Une nouvelle technique pour étudier des noyaux à vie courte

R&D instrumentation

L'équipe d'ALTO à Orsay a produit un faisceau très pur d'Etain 134 radioactif (134Sn) à demi-vie courte là où toutes les autres tentatives par la technique ISOL classique avaient échoué jusqu'à présent. L'exploit tient à la sulfuration des noyaux qui accélère l’extraction et permet une étude rapide avant désintégration. Cette technique promet d'élargir la gamme des noyaux exotiques accessibles avec la méthode ISOL.

La sulfuration accélère l’extraction des noyaux et purifie les faisceaux

L'idée a germé lorsqu'à plusieurs reprises, des contaminations ont produit des molécules de sulfure d'étain dans les expériences de production de faisceaux radioactifs avec la méthode ISOL, une méthode où les ions radioactifs sont produits à l’aide d’une cible d’uranium et sont ensuite extraits, ionisés et séparés pour être étudiés.
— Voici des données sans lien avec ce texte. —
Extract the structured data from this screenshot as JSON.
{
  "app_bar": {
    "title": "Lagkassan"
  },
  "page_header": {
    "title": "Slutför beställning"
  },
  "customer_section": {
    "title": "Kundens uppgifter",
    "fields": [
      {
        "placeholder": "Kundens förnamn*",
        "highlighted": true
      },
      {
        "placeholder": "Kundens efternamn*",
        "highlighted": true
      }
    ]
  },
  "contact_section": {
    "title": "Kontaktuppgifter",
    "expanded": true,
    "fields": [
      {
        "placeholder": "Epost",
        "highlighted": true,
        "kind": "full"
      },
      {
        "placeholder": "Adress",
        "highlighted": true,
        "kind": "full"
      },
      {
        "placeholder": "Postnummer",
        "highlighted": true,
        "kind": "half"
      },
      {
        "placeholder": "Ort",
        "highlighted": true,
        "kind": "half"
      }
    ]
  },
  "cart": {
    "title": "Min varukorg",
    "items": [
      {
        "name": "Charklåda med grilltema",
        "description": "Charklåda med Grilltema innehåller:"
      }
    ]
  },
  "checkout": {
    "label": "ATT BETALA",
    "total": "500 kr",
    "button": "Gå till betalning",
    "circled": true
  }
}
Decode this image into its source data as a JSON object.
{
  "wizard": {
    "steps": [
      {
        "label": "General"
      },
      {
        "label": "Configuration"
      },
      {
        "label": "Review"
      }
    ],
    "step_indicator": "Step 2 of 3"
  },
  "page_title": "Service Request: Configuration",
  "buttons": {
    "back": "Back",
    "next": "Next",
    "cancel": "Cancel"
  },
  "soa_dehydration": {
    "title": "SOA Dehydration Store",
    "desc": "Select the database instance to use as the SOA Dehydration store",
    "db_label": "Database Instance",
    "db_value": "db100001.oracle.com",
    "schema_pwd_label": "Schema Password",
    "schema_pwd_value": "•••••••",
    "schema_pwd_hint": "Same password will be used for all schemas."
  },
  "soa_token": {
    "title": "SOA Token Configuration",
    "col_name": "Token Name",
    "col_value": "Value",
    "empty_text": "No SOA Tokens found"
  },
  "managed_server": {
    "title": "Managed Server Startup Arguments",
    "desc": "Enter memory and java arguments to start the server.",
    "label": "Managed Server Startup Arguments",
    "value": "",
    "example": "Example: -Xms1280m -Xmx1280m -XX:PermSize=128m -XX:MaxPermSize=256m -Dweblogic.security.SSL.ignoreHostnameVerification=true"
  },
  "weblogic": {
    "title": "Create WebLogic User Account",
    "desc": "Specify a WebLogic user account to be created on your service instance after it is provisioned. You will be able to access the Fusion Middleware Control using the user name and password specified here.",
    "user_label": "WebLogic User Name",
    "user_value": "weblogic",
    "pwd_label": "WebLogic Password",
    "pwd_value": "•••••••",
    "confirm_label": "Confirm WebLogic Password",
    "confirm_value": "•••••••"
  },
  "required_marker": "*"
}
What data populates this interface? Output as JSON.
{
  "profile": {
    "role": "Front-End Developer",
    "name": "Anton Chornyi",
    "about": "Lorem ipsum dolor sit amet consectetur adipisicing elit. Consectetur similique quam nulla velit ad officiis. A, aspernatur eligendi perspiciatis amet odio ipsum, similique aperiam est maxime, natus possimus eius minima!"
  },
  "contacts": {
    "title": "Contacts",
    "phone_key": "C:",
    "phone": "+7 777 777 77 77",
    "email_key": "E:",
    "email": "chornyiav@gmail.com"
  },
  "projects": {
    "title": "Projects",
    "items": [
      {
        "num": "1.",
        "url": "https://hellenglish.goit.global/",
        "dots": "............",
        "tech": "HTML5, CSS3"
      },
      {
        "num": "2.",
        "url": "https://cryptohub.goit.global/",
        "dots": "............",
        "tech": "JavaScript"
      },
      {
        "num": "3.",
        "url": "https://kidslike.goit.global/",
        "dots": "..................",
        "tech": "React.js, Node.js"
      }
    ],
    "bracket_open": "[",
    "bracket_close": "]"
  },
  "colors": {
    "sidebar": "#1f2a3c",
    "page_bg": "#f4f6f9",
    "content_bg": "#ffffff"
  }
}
Clairement l'association Soufre/ Étain donnait une molécule très stable et beaucoup plus volatile que l'Étain métallique seul.

Pourquoi dans ces conditions ne pas utiliser cette propriété pour accélérer l'extraction des noyaux d'Étains radioactifs afin d’avoir le temps de les étudier avant leur désintégration ? En effet, certains isotopes générés ont une durée de vie trop courte et leur extraction est trop longue pour espérer les étudier dans la foulée. Or ce sont ces noyaux instables et fugaces que les scientifiques cherchent à observer pour mieux comprendre les phénomènes qui régissent la cohésion des noyaux. L'Étain 134 (134Sn) est de ceux-là. Ce noyau très proche de l’Étain doublement magique 132Sn (50 protons, 82 neutrons) a une demi vie de 1,05 seconde, trop courte pour la technique ISOL classique.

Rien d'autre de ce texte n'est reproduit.